Given that we are discussing monetary policy it seems appropriate to bring Milton Friedman in here. And he pointed out that if you ever have a chance to cut taxes just do so. On the basis that politicians, any group of politicians, will spend the bottom out of the Treasury and more however much there is. So, the only way to stop ever increasing amounts of the the entire economy flowing through government is simply to constrain the resources they can get their sticky little mits on. We could, for example, possibly imagine a Republican from the Neanderthal wing of the party arguing that what the US really needs is another 7 carrier battle groups. And one from the even more confused than usual Progressive end of the Democratic Party arguing that each college student needs her own personal carrier battle group to protect her from the microaggressions of being asked out for a coffee. You know. Sometime. Maybe. If you want to?

January 15, 2015

QotD: Gin one-upsmanship

Filed under: Humour, Quotations — Tags: , — Nicholas @ 01:00

Here are some further notes on boozemanship, the art of coming out ahead when any question of drinking expertise or experience arises. This time they come not under the heading of wine, the usual field for this kind of contest, but under spirits and beer, where less is generally known. It’s strange that we in this country tend to be better informed about a foreign import, confined until recently to a tiny elite, than what have been our national drinks for nearly three hundred years.

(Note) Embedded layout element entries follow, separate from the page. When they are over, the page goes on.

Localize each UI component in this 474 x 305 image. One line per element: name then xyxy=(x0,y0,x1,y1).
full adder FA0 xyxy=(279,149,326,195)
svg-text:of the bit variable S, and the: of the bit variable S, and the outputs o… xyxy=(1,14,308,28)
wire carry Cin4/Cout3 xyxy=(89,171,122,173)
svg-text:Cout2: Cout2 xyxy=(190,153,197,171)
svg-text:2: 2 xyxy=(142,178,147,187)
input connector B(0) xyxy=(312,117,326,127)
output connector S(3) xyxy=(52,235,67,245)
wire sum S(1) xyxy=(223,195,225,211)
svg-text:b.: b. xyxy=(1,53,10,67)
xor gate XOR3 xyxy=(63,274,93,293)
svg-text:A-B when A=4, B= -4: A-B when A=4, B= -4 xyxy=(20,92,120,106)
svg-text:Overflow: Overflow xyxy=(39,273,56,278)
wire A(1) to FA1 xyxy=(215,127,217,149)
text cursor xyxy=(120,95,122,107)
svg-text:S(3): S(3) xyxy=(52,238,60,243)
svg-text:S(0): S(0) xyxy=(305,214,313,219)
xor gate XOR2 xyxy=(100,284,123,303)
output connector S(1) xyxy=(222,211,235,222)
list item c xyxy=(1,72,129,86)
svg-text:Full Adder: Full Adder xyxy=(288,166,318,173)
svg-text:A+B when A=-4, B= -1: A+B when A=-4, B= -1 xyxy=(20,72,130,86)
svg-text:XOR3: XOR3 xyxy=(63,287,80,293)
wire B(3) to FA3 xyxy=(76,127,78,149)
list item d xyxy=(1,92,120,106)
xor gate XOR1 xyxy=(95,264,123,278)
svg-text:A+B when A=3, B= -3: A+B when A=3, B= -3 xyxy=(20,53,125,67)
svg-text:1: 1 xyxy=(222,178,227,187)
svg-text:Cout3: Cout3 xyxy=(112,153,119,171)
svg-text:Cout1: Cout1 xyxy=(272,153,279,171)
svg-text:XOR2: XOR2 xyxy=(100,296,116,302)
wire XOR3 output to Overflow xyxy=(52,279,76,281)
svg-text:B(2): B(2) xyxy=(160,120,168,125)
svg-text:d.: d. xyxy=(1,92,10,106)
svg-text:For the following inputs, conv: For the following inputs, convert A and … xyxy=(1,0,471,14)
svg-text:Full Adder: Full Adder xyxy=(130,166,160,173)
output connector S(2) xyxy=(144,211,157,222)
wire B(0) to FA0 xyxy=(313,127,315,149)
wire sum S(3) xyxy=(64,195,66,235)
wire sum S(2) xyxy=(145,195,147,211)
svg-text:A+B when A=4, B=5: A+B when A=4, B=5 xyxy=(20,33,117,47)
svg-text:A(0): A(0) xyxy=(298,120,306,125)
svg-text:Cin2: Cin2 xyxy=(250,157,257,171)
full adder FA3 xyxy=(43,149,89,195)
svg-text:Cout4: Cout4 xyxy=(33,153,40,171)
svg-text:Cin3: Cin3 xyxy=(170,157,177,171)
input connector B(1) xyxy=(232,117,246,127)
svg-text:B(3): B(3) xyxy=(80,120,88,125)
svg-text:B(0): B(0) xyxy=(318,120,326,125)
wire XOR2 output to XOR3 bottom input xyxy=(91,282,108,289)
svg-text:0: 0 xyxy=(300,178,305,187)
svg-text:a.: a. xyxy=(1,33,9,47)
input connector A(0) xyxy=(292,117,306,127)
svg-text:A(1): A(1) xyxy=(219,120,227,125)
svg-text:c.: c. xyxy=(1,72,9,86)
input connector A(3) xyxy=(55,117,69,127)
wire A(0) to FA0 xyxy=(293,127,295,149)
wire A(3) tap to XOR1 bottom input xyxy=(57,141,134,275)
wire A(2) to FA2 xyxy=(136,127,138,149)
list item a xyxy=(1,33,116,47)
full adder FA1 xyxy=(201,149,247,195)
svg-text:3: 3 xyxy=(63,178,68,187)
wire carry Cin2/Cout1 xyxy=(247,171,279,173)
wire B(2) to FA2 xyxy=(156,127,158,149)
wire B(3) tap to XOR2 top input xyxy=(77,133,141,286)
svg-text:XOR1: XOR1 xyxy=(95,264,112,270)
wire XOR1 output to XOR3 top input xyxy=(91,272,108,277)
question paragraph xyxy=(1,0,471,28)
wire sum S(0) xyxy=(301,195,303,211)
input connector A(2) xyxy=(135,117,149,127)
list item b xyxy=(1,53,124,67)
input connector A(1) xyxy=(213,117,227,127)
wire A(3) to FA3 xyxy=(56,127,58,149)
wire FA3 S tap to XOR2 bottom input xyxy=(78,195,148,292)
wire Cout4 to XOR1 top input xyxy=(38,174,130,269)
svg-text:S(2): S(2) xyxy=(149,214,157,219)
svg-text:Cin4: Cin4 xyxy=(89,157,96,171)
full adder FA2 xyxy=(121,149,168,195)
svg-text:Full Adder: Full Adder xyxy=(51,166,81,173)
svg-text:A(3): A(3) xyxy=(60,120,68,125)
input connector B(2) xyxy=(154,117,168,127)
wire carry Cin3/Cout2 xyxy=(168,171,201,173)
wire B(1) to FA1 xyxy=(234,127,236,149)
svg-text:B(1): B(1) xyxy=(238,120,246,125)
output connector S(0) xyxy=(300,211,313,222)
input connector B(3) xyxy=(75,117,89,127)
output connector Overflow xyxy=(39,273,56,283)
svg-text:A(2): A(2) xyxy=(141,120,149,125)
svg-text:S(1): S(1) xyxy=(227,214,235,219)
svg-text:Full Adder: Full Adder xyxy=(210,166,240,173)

First, a simple ploy with gin, equally effective in private house and pub. Asked what you’d like to drink, say simply, “Gin, please.” Wave away tonic, lemon, even ice and accept only a little water — bottled, naturally. Someone’s sure to ask you if that’s all you really want, etc. Answer, “Yes, I must say I like to be able to taste the botanicals, which just means I like the taste of gin, I suppose. Of course, a lot of people only like the effect.” Any gin-and-tonic drinkers in earshot will long to hit you with a meat axe, which after all is the whole object.

Later, switch to Scotch, saying in tones of casual explanation, “I get sick of these fully rectified spirits after a bit, don’t you?” That should draw a fairly blank stare. Then, “I mean I like a bit of the old pot still. Well, I just enjoy the touch of malt.” If that doesn’t clear things up much, say, “I’m sorry, I didn’t realize,” making it clear that you’re adding under your breath, “that I was talking to a bunch of peasants.”

Kingsley Amis, Everyday Drinking: The Distilled Kingsley Amis, 2008.